Obama Lays Out New Orleans Recovery Plan

Presidential hopeful Barack Obama said he would retool FEMA as part of his plan.

ByABC News via logo
January 8, 2009, 1:04 AM

Aug. 27, 2007 — -- It's been two years since Hurricane Katrina struck the New Orleans region, but despite $6 billion spent on cleanup and rebuilding and 256 miles of floodwall system repaired, only 7 percent of the city's Lower 9th Ward's residents have returned.

Statistics like these are what make the New Orleans region a prime stop for presidential candidates from both parties. No less than five candidates, including front-runners Sen. Hillary Clinton, N.Y., former North Carolina Sen. John Edwards and Sen.
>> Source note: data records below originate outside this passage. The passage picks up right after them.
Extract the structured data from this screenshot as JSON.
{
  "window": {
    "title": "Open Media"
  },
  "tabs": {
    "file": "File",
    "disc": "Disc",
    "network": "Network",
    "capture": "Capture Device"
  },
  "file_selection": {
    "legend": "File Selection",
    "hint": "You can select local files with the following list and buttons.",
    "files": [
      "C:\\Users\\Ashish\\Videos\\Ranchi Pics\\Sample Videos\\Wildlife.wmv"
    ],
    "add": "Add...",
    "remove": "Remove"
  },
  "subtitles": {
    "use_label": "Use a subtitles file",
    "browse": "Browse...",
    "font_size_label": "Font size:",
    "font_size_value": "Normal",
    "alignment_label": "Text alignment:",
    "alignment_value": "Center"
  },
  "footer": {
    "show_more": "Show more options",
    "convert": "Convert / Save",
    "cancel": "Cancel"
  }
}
Barack Obama, D-Ill., will arrive this week in an attempt to connect with voters, point out the Bush administration's failures and outline their plans for rebuilding the area.

Obama said repairing the levies is not enough.

"We've got to get the levies and pumping stations working, but we also have to rebuild wetlands and marshes around the coast," Obama said. "We've got to rebuild our infrastructure. And so I want the federal government to focus on building police forces here."

Obama said his plan to rebuild New Orleans also includes making sure the area receives additional money to attract doctors, nurses and teachers to the region and "finally just fixing the FEMA [Federal Emergency Management Agency] bureaucracy, making sure applications take no more than two months to actually be processed and to get an answer back to homeowners."

Delayed response and a crippling lack of organization made FEMA the target of harsh criticism in the days and weeks following Hurricane Katrina. But there was time when the agency was efficient, Obama said.

"We know FEMA has worked in the past because it was independent, run by someone who understands emergency management," he said. "We propose the FEMA director should be independent, should have a six-year term like the FBI director not subject to politics, reporting directly to the president on reconstruction process," he added.